The boundary is clean:

runtime creates candidate behavior
eval determines whether behavior can replace the baseline

Gate Failure Modes

Holdout leakage

The optimizer sees examples, labels, judge rationales, or traces from the promotion split.

Unpaired comparisons

Candidate and baseline see different tasks, profiles, or seeds.

Mean-only promotion

The aggregate improves while a high-value cell regresses.

Judge monoculture

One judge model, one rubric, and one prompt define the whole objective.

Deterministic override

A judge passes an artifact that failed tests, permissions, build, or safety policy.

Backend blindness

The eval ran against stubs, missing auth, or a dead bridge.

Cost laundering

The score improves only by spending more hidden compute, tools, sandbox time, or human review.

Trace amnesia

The final output is scored, but the branch, tool, verifier, and selector evidence is missing.

Failure flattening

All failures collapse into one scalar, so the next optimizer has no diagnostic direction.

Working Rule

The optimizer proposes.

The gate governs.

A self-improving agent system needs a gate that can answer:

What changed?
Which baseline did it beat?
Which held-out tasks did it beat it on?
How much uncertainty remains?
Which profiles regressed?
Which deterministic checks failed?
Which judge scored it?
Was the backend real?
What did it cost?
What failure modes remain?
Can the trace prove all of that?

If the answer is missing, the candidate stays a candidate.

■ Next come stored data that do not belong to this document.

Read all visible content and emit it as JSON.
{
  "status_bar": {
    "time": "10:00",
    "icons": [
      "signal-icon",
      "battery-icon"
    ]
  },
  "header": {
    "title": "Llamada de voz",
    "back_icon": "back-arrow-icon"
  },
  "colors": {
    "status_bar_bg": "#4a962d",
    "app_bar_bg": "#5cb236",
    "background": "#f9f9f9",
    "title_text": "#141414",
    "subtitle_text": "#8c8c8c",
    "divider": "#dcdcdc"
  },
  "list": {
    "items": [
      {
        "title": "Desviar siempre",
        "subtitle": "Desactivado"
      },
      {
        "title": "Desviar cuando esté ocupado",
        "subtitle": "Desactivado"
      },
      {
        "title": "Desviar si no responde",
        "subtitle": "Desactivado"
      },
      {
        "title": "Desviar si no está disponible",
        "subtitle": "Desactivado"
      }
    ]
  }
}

The gate is where self-improvement stops being a story about better prompts and becomes a release discipline.

Source Trail

Source freshness checked on 2026-06-06.

FAQ

What is an evaluation gate?

An evaluation gate is the promotion policy that decides whether a candidate can replace a baseline. It checks held-out performance, cost, latency, deterministic failures, trace integrity, and safety regressions.

Why is the gate part of the optimizer?

Because whatever the gate rewards is what the system will learn to satisfy. A weak gate turns prompt search, skill search, topology search, and harness evolution into metric gaming.

What evidence should a gate require?

Require paired baseline/candidate runs, protected holdout tasks, trace integrity, real backend proof, cost accounting, failure taxonomy, and deterministic checks. The evidence comes from trace systems and governs changes across runtime topology, skills, memory, and model updates.